When I think of pies, what usually comes to my mind are the dulcet crumbly warm kinds like the famous apple pie. Well not so here in the UK. Both the sweet and savoury kinds are quite popular and with modern ready-to-cook ingredients, quite easy to prepare too. But when the pie started out as a dish, it was quite humble and practical. The modern variety came about from the need to be able to carry edible food over long distances.
Food historian Alan Davidson in The Oxford Companion to Food said, ‘If the basic concept of a pie is taken to mean a mixture of ingredients encased and cooked in pastry, then proto-pies were made in the classical world and pies certainly figured in early Arab cookery.’

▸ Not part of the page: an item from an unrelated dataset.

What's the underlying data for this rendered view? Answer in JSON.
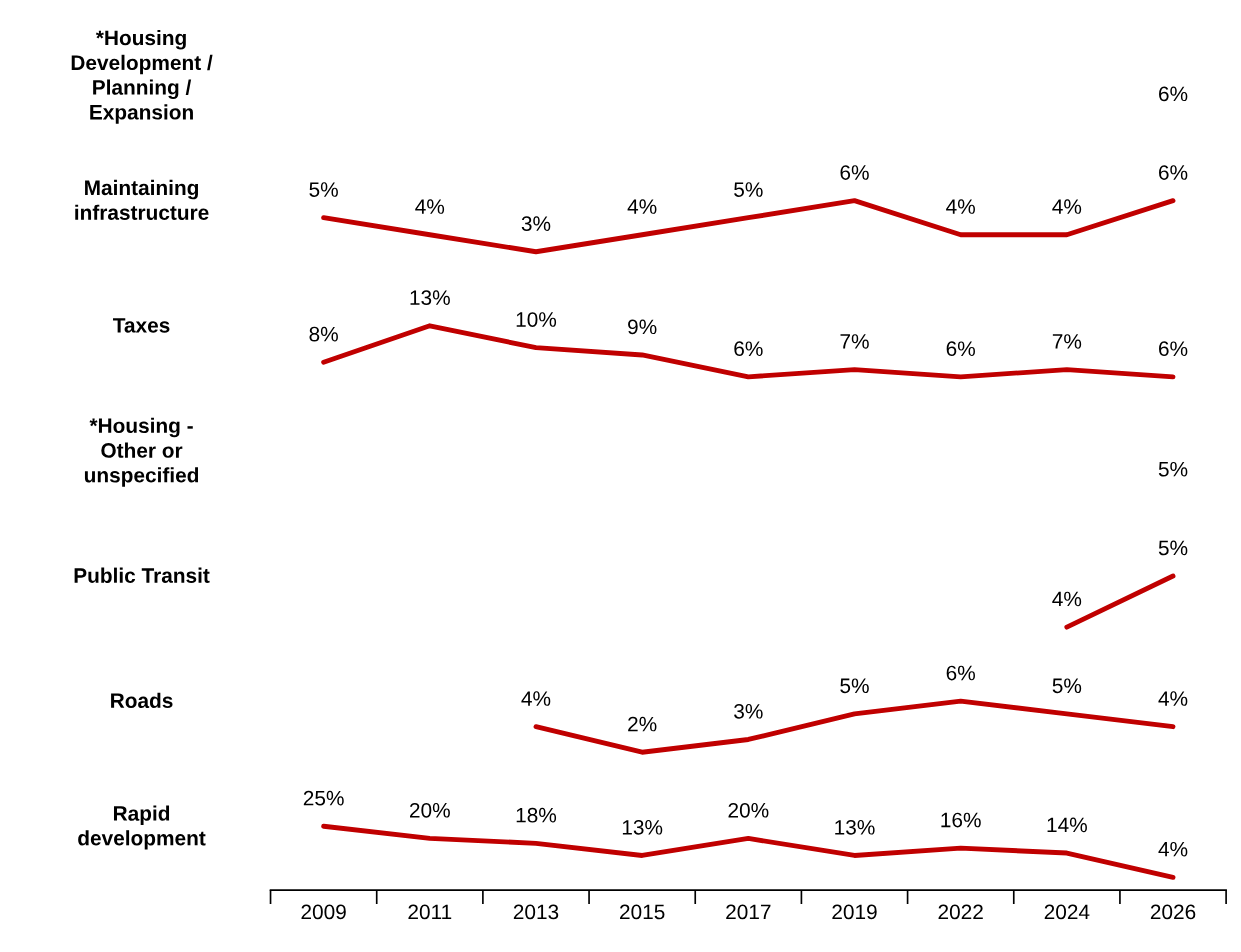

Pies are usually a pastry casing which have cooked sweet (fruits, nuts) or savoury (meat, fish, egg and cheese) fillings. The word pastry here means a casing made of flour, butter and water. The basic concept of pies has changed little throughout the ages. However, there are many many different types of pie that have evolved as time has gone by. For example the pizza is actually a pie and so is a calzone! One may also ask what is the difference between a pie, a turnover, a tart or a strudel. Well they are similar in the use of ingredients such as flour water and eggs but quite different in the way they are cooked. But they may be considered cousins, I am told.
The first pies were very simple and generally of the savoury kind. Fruit-filled varieties appeared in the early 19th century. The Oxford English Dictionary says that the first time the word “pie” was used was in 1303.
The word itself is said to have been derived from magpie, which was shortened to “pie”. The reason is that just as the magpie collects a variety of things, a pie contains a variety of ingredients. Early pies were large for all to share. However, nowadays you can buy (or prepare) smaller ones for individual consumption.
One of the most famous pies in England is the pasty. Associated with the County of Cornwall, it looks like an extra-large gujiya (a dish made in India with a sweet filling, usually had during the festival of Holi). The traditional Cornish pasty is filled with beef, sliced or diced potato, turnip and onion, seasoned with salt and pepper, and baked. During the 17th and 18th centuries due to its convenient shape and wholesome nature, the pasty became popular with working people in Cornwall. Miners liked to carry it on site as it could be carried easily and eaten without cutlery.
While the filling tends to be the star of the show, it is the pastry (or crust or casing), which marks a good pie from an average one. When baking a pie, some people like to make their own, and others like the ready-made store bought variety. Still others, like me, like to buy pies made by professionals and nibble on them on a cold afternoon with a cup of hot tea!